P(Cancer=True | Test=Positive) = P(Test=Positive|Cancer=True) * P(Cancer=True) / P(Test=Positive)
P(Cancer=True | Test=Positive) = 0.85 * 0.0002 / 0.05016
P(Cancer=True | Test=Positive) = 0.00017 / 0.05016
P(Cancer=True | Test=Positive) = 0.003389154704944


The calculation suggests that if the patient is informed they have cancer with this test, then there is only 0.33% chance that they have cancer.



In our scenario we were given 3 pieces of information, the the base rate, the sensitivity (or true positive rate), and the specificity (or true negative rate).
Sensitivity: 85% of people with cancer will get a positive test result.
Base Rate: 0.02% of people have cancer.
Specificity: 95% of people without cancer will get a negative test result.


We did not have the P(Test=Positive), but we calculated it given what we already had available.
We might imagine that Bayes Theorem allows us to be even more precise about a given scenario. For example, if we had more information about the patient (e.g. their age) and about the domain (e.g. cancer rates for age ranges), and in turn we could offer an even more accurate probability estimate.
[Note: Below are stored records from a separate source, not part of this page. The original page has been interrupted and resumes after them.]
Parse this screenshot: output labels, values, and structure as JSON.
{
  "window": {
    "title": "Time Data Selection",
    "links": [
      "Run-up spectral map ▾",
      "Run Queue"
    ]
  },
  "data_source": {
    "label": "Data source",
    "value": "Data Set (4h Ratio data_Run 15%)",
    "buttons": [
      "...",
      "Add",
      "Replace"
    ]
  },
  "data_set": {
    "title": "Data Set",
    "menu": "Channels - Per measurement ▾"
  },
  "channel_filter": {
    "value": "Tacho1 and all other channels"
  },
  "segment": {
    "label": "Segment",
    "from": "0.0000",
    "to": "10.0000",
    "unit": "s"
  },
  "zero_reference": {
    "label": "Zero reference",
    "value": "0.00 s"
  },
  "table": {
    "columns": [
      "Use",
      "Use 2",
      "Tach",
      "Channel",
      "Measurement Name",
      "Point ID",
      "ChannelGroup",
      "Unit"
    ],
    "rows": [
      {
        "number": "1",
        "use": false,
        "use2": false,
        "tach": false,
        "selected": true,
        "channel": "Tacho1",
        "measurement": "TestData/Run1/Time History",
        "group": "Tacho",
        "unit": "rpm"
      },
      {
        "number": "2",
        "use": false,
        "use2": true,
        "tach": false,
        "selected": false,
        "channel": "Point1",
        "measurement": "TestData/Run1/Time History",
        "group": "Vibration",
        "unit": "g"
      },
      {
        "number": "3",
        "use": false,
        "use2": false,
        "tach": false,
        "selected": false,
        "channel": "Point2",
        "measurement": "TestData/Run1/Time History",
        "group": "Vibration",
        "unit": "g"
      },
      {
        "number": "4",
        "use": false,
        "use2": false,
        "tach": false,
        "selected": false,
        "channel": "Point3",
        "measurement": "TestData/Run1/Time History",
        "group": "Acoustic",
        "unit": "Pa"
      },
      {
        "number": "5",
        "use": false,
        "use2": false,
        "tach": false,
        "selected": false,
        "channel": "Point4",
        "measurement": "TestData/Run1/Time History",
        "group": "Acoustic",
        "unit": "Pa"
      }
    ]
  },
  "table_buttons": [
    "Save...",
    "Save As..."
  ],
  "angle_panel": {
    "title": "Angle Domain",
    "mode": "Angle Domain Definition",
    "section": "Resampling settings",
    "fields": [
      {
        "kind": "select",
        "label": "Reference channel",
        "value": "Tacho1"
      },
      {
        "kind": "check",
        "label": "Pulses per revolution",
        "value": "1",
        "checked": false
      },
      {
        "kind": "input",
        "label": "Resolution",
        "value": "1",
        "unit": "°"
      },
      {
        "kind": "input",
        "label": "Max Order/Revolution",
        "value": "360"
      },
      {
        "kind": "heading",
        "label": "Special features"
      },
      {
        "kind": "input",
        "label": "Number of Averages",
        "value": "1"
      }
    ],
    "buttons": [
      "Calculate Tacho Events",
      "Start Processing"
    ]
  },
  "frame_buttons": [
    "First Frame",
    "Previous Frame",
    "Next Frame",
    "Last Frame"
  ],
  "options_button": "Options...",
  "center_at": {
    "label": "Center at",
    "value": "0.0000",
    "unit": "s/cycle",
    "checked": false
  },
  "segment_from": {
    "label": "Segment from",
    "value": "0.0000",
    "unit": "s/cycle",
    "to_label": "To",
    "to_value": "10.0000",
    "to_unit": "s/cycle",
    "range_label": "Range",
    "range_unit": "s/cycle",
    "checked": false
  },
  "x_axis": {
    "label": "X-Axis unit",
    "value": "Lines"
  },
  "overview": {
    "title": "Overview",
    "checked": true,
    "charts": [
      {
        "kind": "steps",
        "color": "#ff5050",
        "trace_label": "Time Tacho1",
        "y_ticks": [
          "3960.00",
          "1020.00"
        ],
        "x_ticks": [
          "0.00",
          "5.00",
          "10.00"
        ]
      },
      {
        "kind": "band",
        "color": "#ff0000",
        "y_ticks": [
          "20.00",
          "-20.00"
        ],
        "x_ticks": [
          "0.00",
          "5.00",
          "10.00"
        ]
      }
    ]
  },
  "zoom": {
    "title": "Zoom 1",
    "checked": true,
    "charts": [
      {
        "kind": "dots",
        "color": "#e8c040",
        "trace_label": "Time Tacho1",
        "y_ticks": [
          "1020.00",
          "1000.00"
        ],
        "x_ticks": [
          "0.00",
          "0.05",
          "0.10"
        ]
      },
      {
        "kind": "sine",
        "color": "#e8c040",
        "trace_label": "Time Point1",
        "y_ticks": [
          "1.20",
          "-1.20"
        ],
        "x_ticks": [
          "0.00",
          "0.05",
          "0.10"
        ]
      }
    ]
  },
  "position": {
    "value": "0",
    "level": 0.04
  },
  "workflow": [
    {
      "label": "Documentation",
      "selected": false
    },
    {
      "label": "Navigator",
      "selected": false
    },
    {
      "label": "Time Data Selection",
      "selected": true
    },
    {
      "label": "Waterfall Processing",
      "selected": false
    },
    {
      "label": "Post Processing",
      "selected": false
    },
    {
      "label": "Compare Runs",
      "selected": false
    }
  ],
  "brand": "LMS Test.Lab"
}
# **Code for executing the example**

In [1]:
# calculate P(A|B) given P(A), P(B|A), P(B|not A)
def bayes_theorem(p_a, p_b_given_a, p_b_given_not_a):
	# calculate P(not A)
	not_a = 1 - p_a
	# calculate P(B)
	p_b = p_b_given_a * p_a + p_b_given_not_a * not_a
	# calculate P(A|B)
	p_a_given_b = (p_b_given_a * p_a) / p_b
	return p_a_given_b
 
# P(A)
p_a = 0.0002
# P(B|A)
p_b_given_a = 0.85
# P(B|not A)
p_b_given_not_a = 0.05
# calculate P(A|B)
result = bayes_theorem(p_a, p_b_given_a, p_b_given_not_a)
# summarize
print('P(A|B) = %.3f%%' % (result * 100))


P(A|B) = 0.339%


These example calculates the probability that a patient has cancer given the test returns a positive result, matching our manual calculation.